Anonymous: Except Darwin wasn't God. Compared to the posited God's 3-O's, the only "O" Darwin had was Omni-Darwinness. And the SBC wasn't wrong. They were only wrong later, once slavery wasn't economically feasible anymore. The thing about, say, the guidance of the Holy Spirit is that it's remarkably supportive. It's win-win for God when He's supporting both sides.

Anonymous said...

You do understand that nowhere does God commend someone for taking slaves. He simply acknowledged that the situation existed and commanded Christians who happened to be slaves to treat their earthly masters with respect, and to be meek. Same command he gave everyone with respect to everyone else. God commanded me to treat whomever is over me with respect. That doesn't mean he condones that I work for a ridiculously inhuman boss. He simply wants me to act Christlike despite the persecution, same as he did with the slaves.

GCT said...

"You do understand that nowhere does God commend someone for taking slaves."

O RLY?

At best, your argument boils down to a god that is indifferent to slavery. He doesn't seem to care about it. Yet, he cares about murder and condemns it because it is bad. He cares about eating unclean animals and condemns that. He cares about children sassing their parents and he condemns that.

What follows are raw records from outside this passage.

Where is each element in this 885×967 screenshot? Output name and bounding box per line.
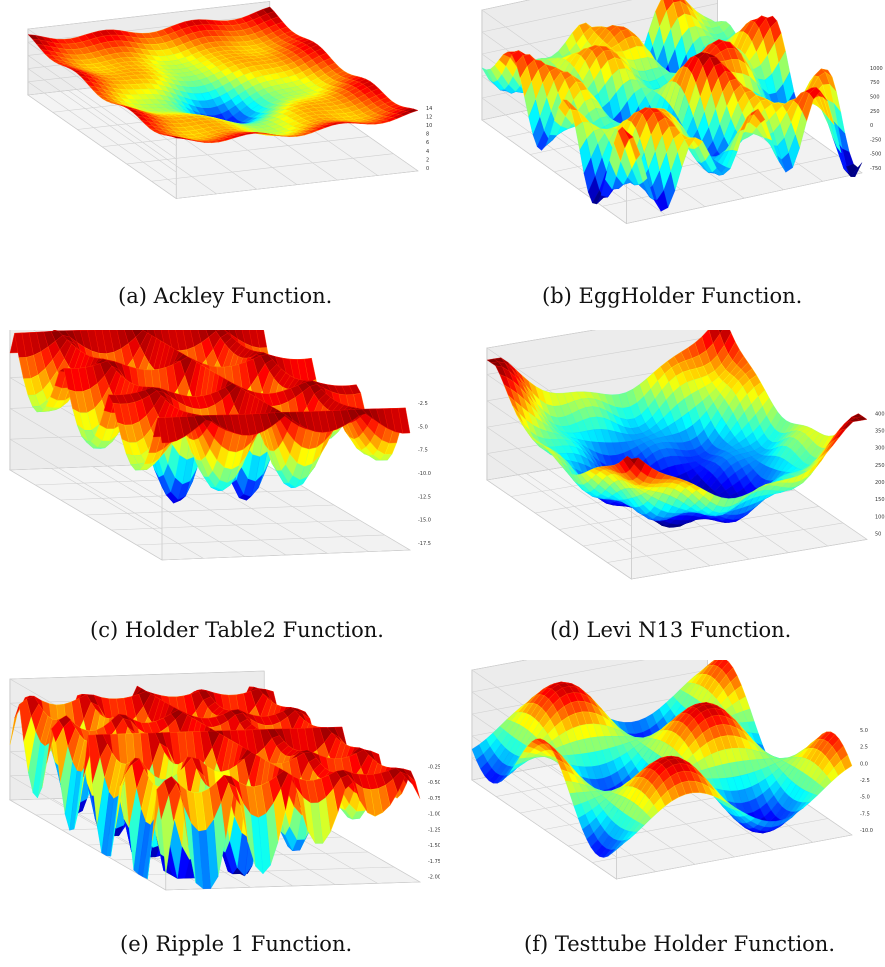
z-tick-label: -0.50 bbox=[428, 780, 440, 786]
surface-mesh bbox=[9, 685, 421, 890]
z-tick-label: -12.5 bbox=[418, 494, 431, 500]
z-tick-label: -1.75 bbox=[428, 859, 440, 865]
caption-f: (f) Testtube Holder Function. bbox=[524, 932, 836, 956]
z-tick-label: -0.25 bbox=[428, 765, 440, 771]
z-tick-label: 750 bbox=[870, 80, 880, 86]
surface-mesh bbox=[9, 330, 411, 504]
z-tick-label: 6 bbox=[426, 140, 429, 146]
z-tick-label: -7.5 bbox=[860, 811, 870, 817]
z-tick-label: 4 bbox=[426, 149, 429, 155]
z-tick-label: -17.5 bbox=[418, 541, 431, 547]
z-tick-label: 12 bbox=[426, 114, 432, 120]
z-tick-label: 150 bbox=[875, 497, 885, 503]
z-tick-label: 250 bbox=[875, 463, 885, 469]
z-tick-label: 250 bbox=[870, 109, 880, 115]
z-tick-label: 0 bbox=[870, 123, 873, 129]
caption-a: (a) Ackley Function. bbox=[118, 284, 333, 308]
ackley-surface-plot: 0 2 4 6 8 10 12 14 bbox=[27, 1, 432, 200]
testtube-holder-surface-plot: -10.0 -7.5 -5.0 -2.5 0.0 2.5 5.0 bbox=[471, 660, 873, 880]
z-tick-label: 5.0 bbox=[860, 728, 868, 734]
z-axis-ticks: -750 -500 -250 0 250 500 750 1000 bbox=[870, 66, 883, 172]
z-tick-label: -250 bbox=[870, 137, 881, 143]
levi-n13-surface-plot: 50 100 150 200 250 300 350 400 bbox=[486, 330, 885, 580]
z-tick-label: -10.0 bbox=[860, 828, 873, 834]
z-tick-label: 400 bbox=[875, 411, 885, 417]
z-tick-label: -2.5 bbox=[860, 778, 870, 784]
ripple1-surface-plot: -2.00 -1.75 -1.50 -1.25 -1.00 -0.75 -0.50 -0.25 bbox=[8, 670, 440, 891]
surface-mesh bbox=[481, 0, 863, 212]
z-tick-label: 200 bbox=[875, 480, 885, 486]
holder-table2-surface-plot: -17.5 -15.0 -12.5 -10.0 -7.5 -5.0 -2.5 bbox=[8, 330, 431, 561]
z-tick-label: 300 bbox=[875, 446, 885, 452]
caption-d: (d) Levi N13 Function. bbox=[550, 618, 792, 642]
z-tick-label: 10 bbox=[426, 123, 432, 129]
z-tick-label: -5.0 bbox=[418, 424, 428, 430]
caption-c: (c) Holder Table2 Function. bbox=[90, 618, 384, 642]
subfigure-d: 50 100 150 200 250 300 350 400 (d) Levi N13 Fun… bbox=[442, 330, 885, 650]
z-tick-label: 14 bbox=[426, 106, 432, 112]
z-tick-label: -7.5 bbox=[418, 448, 428, 454]
subfigure-b: -750 -500 -250 0 250 500 750 1000 (b) EggHolder… bbox=[442, 0, 885, 320]
subfigure-e: -2.00 -1.75 -1.50 -1.25 -1.00 -0.75 -0.50 -0.25… bbox=[0, 660, 440, 967]
z-tick-label: -750 bbox=[870, 166, 881, 172]
z-axis-ticks: -17.5 -15.0 -12.5 -10.0 -7.5 -5.0 -2.5 bbox=[418, 401, 431, 547]
z-axis-ticks: -2.00 -1.75 -1.50 -1.25 -1.00 -0.75 -0.50 -0.25 bbox=[428, 765, 440, 881]
z-tick-label: -15.0 bbox=[418, 518, 431, 524]
z-tick-label: 350 bbox=[875, 429, 885, 435]
z-tick-label: -0.75 bbox=[428, 796, 440, 802]
z-tick-label: 0 bbox=[426, 166, 429, 172]
z-tick-label: -1.25 bbox=[428, 827, 440, 833]
caption-e: (e) Ripple 1 Function. bbox=[120, 932, 353, 956]
z-tick-label: -500 bbox=[870, 152, 881, 158]
z-tick-label: 0.0 bbox=[860, 761, 868, 767]
z-tick-label: -10.0 bbox=[418, 471, 431, 477]
surface-mesh bbox=[27, 6, 419, 143]
z-tick-label: 8 bbox=[426, 132, 429, 138]
subfigure-a: 0 2 4 6 8 10 12 14 (a) Ackley Function. bbox=[0, 0, 440, 320]
z-axis-ticks: 0 2 4 6 8 10 12 14 bbox=[426, 106, 432, 172]
z-tick-label: 500 bbox=[870, 94, 880, 100]
z-tick-label: -1.50 bbox=[428, 843, 440, 849]
z-tick-label: -1.00 bbox=[428, 812, 440, 818]
subfigure-c: -17.5 -15.0 -12.5 -10.0 -7.5 -5.0 -2.5 (c) Hol… bbox=[0, 330, 440, 650]
z-tick-label: 2.5 bbox=[860, 745, 868, 751]
eggholder-surface-plot: -750 -500 -250 0 250 500 750 1000 bbox=[481, 0, 883, 225]
z-tick-label: -2.00 bbox=[428, 875, 440, 881]
subfigure-f: -10.0 -7.5 -5.0 -2.5 0.0 2.5 5.0 (f) Testtube … bbox=[442, 660, 885, 967]
caption-b: (b) EggHolder Function. bbox=[542, 284, 803, 308]
z-axis-ticks: -10.0 -7.5 -5.0 -2.5 0.0 2.5 5.0 bbox=[860, 728, 873, 834]
z-tick-label: 100 bbox=[875, 514, 885, 520]
z-axis-ticks: 50 100 150 200 250 300 350 400 bbox=[875, 411, 885, 537]
z-tick-label: 1000 bbox=[870, 66, 883, 72]
z-tick-label: 2 bbox=[426, 157, 429, 163]
surface-mesh bbox=[486, 330, 868, 528]
z-tick-label: 50 bbox=[875, 531, 881, 537]
z-tick-label: -5.0 bbox=[860, 795, 870, 801]
surface-mesh bbox=[471, 660, 853, 858]
z-tick-label: -2.5 bbox=[418, 401, 428, 407]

IOW, the Bible is supposed to be a book that informs us on god's morals, and he's laid out a whole long list of things not to do. Slavery (and rape) does not appear on that list. What does that tell you? Why would god say don't do X, Y, or Z, and then turn around and be indifferent to slavery? This makes no sense. And, if god were trying to give us a moral code, why wouldn't he speak out and say, "Slavery is wrong?"

Anonymous said...

Is indentured servitude wrong? Even if agreed upon by both parties ahead of time?

Modusoperandi said...

It's iffy, and prone to abuse.
Also, voluntary indentured servitude isn't what we're talking about. Slavery is. You know, where a person is your property (and their kids. And their kids). Try Exodus21 or Lev25:44-46, among other places.

gsw said...

In all the uncounted (by me) pages of the bible, there is but a single sentence worth while:
Math.7:12
"So in everything, do to others what you would have them do to you, for this sums up the Law and the Prophets."
The rest is just distorted history and bragging. A boring waste of paper.